Dans la nouvelle loi sur l’information, la presse électronique a fait son apparition. Qu’attendez‑vous de cette nouvelle presse ?

L’existence des sites électroniques est libre. Les journaux électroniques doivent avoir une adresse. Il faut bien que l’on sache qui fait quoi sur ces sites. Les sites ne doivent pas être faits de façon anonyme ou clandestine. Après, c’est aux journaux électroniques de se discipliner pour être des sites professionnels.

Si un site internet ne se déclare pas, sera‑t‑il fermé ?

Il y a une réglementation en la matière qui est prévue. On ne peut pas user d’un site inconnu pour consacrer une sorte de droit à la diffamation et à l’insulte. Chacun est libre de critiquer, mais dans les cas de diffamation et d’injures, la justice doit pouvoir faire son travail.

Contrairement aux pays arabes, l’Algérie n’a pas de grand média de référence…

La seule chose qui est prévue est de construire une grande radio nationale et un grand média public de télévision. J’espère qu’on va réussir. Il y a des gens qui plaident pour l’ouverture de nouvelles chaînes. Il est difficile d’aller à l’aventure pour ouvrir de nouvelles chaînes. Ce n’est pas seulement une question d’argent. Mais cela nécessite des moyens techniques et humains. Je dirais même des moyens humains plus que techniques.

Pour les chaînes existantes, une réforme de fond est entreprise. Dans la Loi de finances 2012, il y a un fonds de 400 millions de dinars pour la formation des journalistes et tout le personnel des médias, y compris de la presse écrite privée, en partenariat avec l’École supérieure de journalisme et des centres de formation étrangers, pour relever le niveau des journalistes.

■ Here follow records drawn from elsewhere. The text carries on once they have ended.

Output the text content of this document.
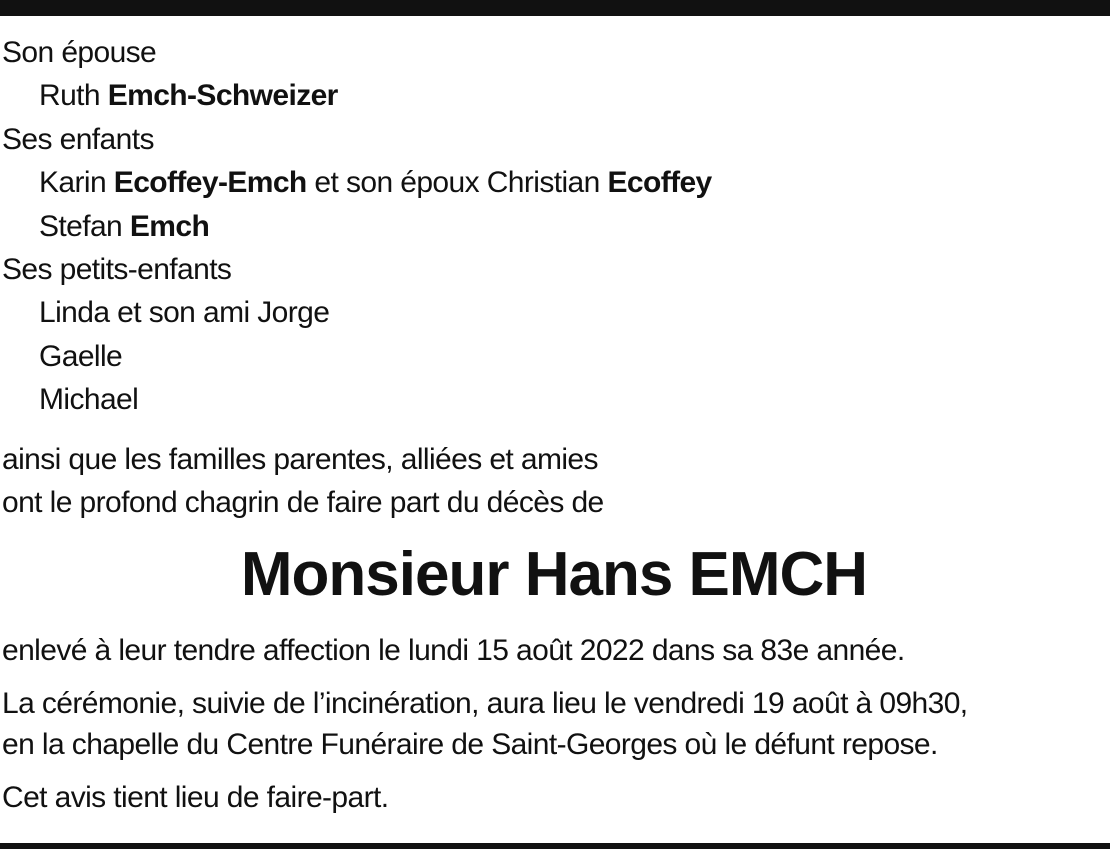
Son épouse
Ruth Emch-Schweizer
Ses enfants
Karin Ecoffey-Emch et son époux Christian Ecoffey
Stefan Emch
Ses petits-enfants
Linda et son ami Jorge
Gaelle
Michael
ainsi que les familles parentes, alliées et amies
ont le profond chagrin de faire part du décès de
Monsieur Hans EMCH
enlevé à leur tendre affection le lundi 15 août 2022 dans sa 83e année.
La cérémonie, suivie de l’incinération, aura lieu le vendredi 19 août à 09h30,
en la chapelle du Centre Funéraire de Saint-Georges où le défunt repose.
Cet avis tient lieu de faire-part.
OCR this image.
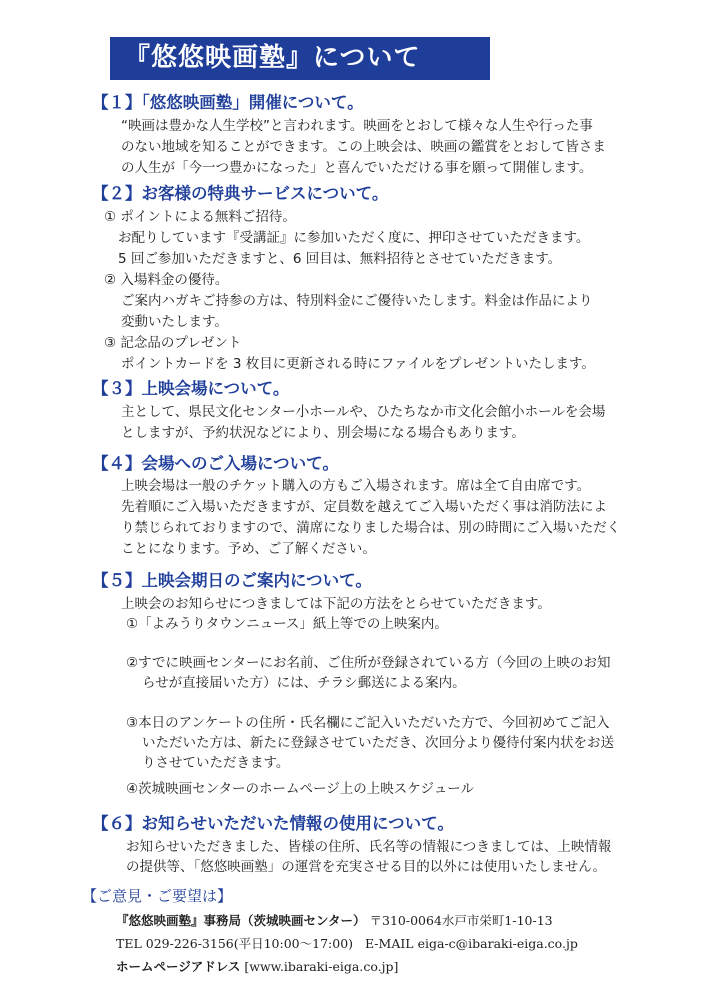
『悠悠映画塾』について
【１】「悠悠映画塾」開催について。
“映画は豊かな人生学校”と言われます。映画をとおして様々な人生や行った事
のない地域を知ることができます。この上映会は、映画の鑑賞をとおして皆さま
の人生が「今一つ豊かになった」と喜んでいただける事を願って開催します。
【２】お客様の特典サービスについて。
① ポイントによる無料ご招待。
お配りしています『受講証』に参加いただく度に、押印させていただきます。
5 回ご参加いただきますと、6 回目は、無料招待とさせていただきます。
② 入場料金の優待。
ご案内ハガキご持参の方は、特別料金にご優待いたします。料金は作品により
変動いたします。
③ 記念品のプレゼント
ポイントカードを 3 枚目に更新される時にファイルをプレゼントいたします。
【３】上映会場について。
主として、県民文化センター小ホールや、ひたちなか市文化会館小ホールを会場
としますが、予約状況などにより、別会場になる場合もあります。
【４】会場へのご入場について。
上映会場は一般のチケット購入の方もご入場されます。席は全て自由席です。
先着順にご入場いただきますが、定員数を越えてご入場いただく事は消防法によ
り禁じられておりますので、満席になりました場合は、別の時間にご入場いただく
ことになります。予め、ご了解ください。
【５】上映会期日のご案内について。
上映会のお知らせにつきましては下記の方法をとらせていただきます。
①「よみうりタウンニュース」紙上等での上映案内。
②すでに映画センターにお名前、ご住所が登録されている方（今回の上映のお知
らせが直接届いた方）には、チラシ郵送による案内。
③本日のアンケートの住所・氏名欄にご記入いただいた方で、今回初めてご記入
いただいた方は、新たに登録させていただき、次回分より優待付案内状をお送
りさせていただきます。
④茨城映画センターのホームページ上の上映スケジュール
【６】お知らせいただいた情報の使用について。
お知らせいただきました、皆様の住所、氏名等の情報につきましては、上映情報
の提供等、「悠悠映画塾」の運営を充実させる目的以外には使用いたしません。
【ご意見・ご要望は】
『悠悠映画塾』事務局（茨城映画センター） 〒310-0064水戸市栄町1-10-13
TEL 029-226-3156(平日10:00～17:00) E-MAIL eiga-c@ibaraki-eiga.co.jp
ホームページアドレス [www.ibaraki-eiga.co.jp]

Il y a des discussions sur l’augmentation de salaire des journalistes des médias publics. Les journalistes demandent plus que ce qui a été obtenu par la commission…

On s’est mis d’accord, au sein d’une commission composée de représentants syndicaux, de représentants du ministère du Travail, de l’Emploi et de la Sécurité sociale et du ministère de la Communication, sur une grille de référence pour l’ensemble des journalistes, une nomenclature des métiers et une gestion de la carrière des journalistes. Je tiens à rendre hommage au travail de cette commission. Après cela, d’autres qui sont dans la surenchère ont demandé beaucoup plus. Mais cela pourrait mettre en péril la santé financière des entreprises. Je crois que ce qui a été obtenu est déjà une forme d’encouragement et de stimulation pour tous les journalistes, y compris les débutants. La commission a travaillé sur le point indiciaire. Si demain, on veut faire évoluer les salaires, il suffira de toucher au point indiciaire. Il y a encore des discussions. La porte du dialogue est toujours ouverte.

Peut‑on avoir des détails sur les futurs salaires dans le secteur public ?

Ce qui est prévu, c’est une réhabilitation de la fonction journalistique avec notamment une visibilité dans la carrière et la promotion interne en fonction des capacités de chacun. Il y a une ambition d’arrêter le nivellement par le bas, d’encourager les jeunes compétences et de construire l’avenir par la formation et le perfectionnement, qui seront les critères de promotion. Quant aux futurs salaires, je suis conscient qu’il faut qu’ils soient honorables pour la profession.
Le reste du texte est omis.